Confesso lealmente che io debiti, per me, tranne quei soldi in gioventù che saldai vendendo i miei libri, non ne ho fatti mai: pur troppo, per buon cuore mi son trovato a firmar cambiali e rovinarmi per gli altri; ma ho pagato, sempre, a costo di perdere una posizione, di soffrir le pene dell'inferno, abbandonando il mio caro paese, e andando a vivere fra gli Zulù d'America e d'Australia dell'Affrica e del Giappone, per finire tra i Cholos della Bolivia.
Un uomo d'onore, di carattere e di cuore, dev'essere indipendente: povero sia pure, ma da poter camminare con la faccia scoperta, in faccia alla luce del giorno.
Chi fa debiti, è uno schiavo degli uomini, ma prima di tutto è schiavo e martire di sè stesso. Eppure ci vuol tanto poco a contentarsi della propria fortuna!
Costì a Livorno, dunque, feci qualche sommetta di debiti, e mi trovai a mal partito: me n'apersi col mio buon fratello Lemmi. Non ebbi finito d'aprir bocca che il brav'uomo aperse il cassettone; tirò fuori i suoi risparmi, (una sessantina di lire) me li mise in tasca dicendomi:
- To' Giulio, questo è tutto quel che ho: fai il tuo comodo e rendimeli quando ti pare.

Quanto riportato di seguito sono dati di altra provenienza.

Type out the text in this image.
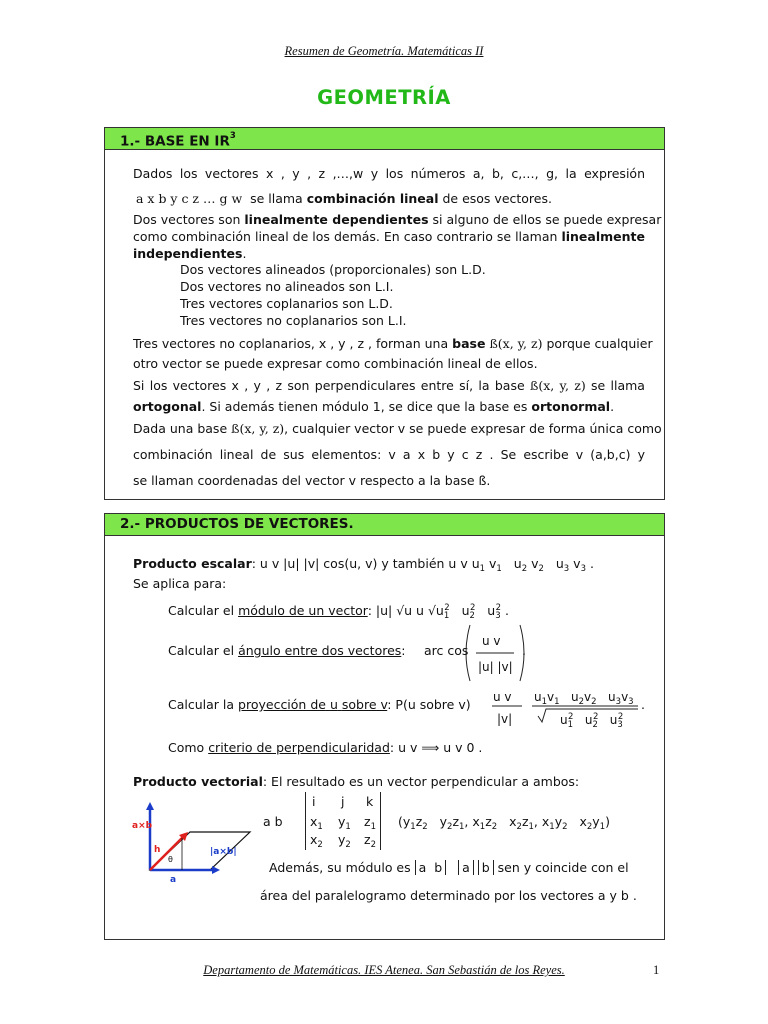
Resumen de Geometría. Matemáticas II
GEOMETRÍA
1.- BASE EN $IR^3$
Dados los vectores x , y , z ,…,w y los números a, b, c,…, g, la expresión
a x b y c z … g w se llama combinación lineal de esos vectores.
Dos vectores son linealmente dependientes si alguno de ellos se puede expresar
como combinación lineal de los demás. En caso contrario se llaman linealmente
independientes.
Dos vectores alineados (proporcionales) son L.D.
Dos vectores no alineados son L.I.
Tres vectores coplanarios son L.D.
Tres vectores no coplanarios son L.I.
Tres vectores no coplanarios, x , y , z , forman una base ß(x, y, z) porque cualquier
otro vector se puede expresar como combinación lineal de ellos.
Si los vectores x , y , z son perpendiculares entre sí, la base ß(x, y, z) se llama
ortogonal. Si además tienen módulo 1, se dice que la base es ortonormal.
Dada una base ß(x, y, z), cualquier vector v se puede expresar de forma única como
combinación lineal de sus elementos: v a x b y c z . Se escribe v (a,b,c) y
se llaman coordenadas del vector v respecto a la base ß.
2.- PRODUCTOS DE VECTORES.
Producto escalar: u v |u| |v| cos(u, v) y también u v $u_1$ $v_1$   $u_2$ $v_2$   $u_3$ $v_3$ .
Se aplica para:
Calcular el módulo de un vector: |u| √u u $√u_1^2$   $u_2^2$   $u_3^2$ .
Calcular el ángulo entre dos vectores: arc cos
u v
|u| |v|
.
Calcular la proyección de u sobre v: P(u sobre v) u v
|v|
$u_1v_1$   $u_2v_2$   $u_3v_3$
$u_1^2$   $u_2^2$   $u_3^2$
.
Como criterio de perpendicularidad: u v ⟹ u v 0 .
Producto vectorial: El resultado es un vector perpendicular a ambos:
a×b
|a×b|
h
θ
a
a b
i j k
$x_1$ $y_1$ $z_1$
$x_2$ $y_2$ $z_2$
($y_1z_2$   $y_2z_1$, $x_1z_2$   $x_2z_1$, $x_1y_2$   $x_2y_1$)
Además, su módulo es a  b a b sen y coincide con el
área del paralelogramo determinado por los vectores a y b .
Departamento de Matemáticas. IES Atenea. San Sebastián de los Reyes.	1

Gli strinsi la mano e me n'andai col cuore in burrasca: contento, perchè avrei pagato tutti; mortificato acerbamente, perchè sentivo che la coscienza mi rimordeva tanto e pareva che mi dicesse: - Vergogna, un amico come Lemmi! cosa dirà di te? E io dico arrossendo anche ora, mi pareva d'aver commesso una mal'azione e mi stillavo il cervello di come avrei potuto fare a rendergli que' dodici scudi che me li sognavo la notte, piangendo.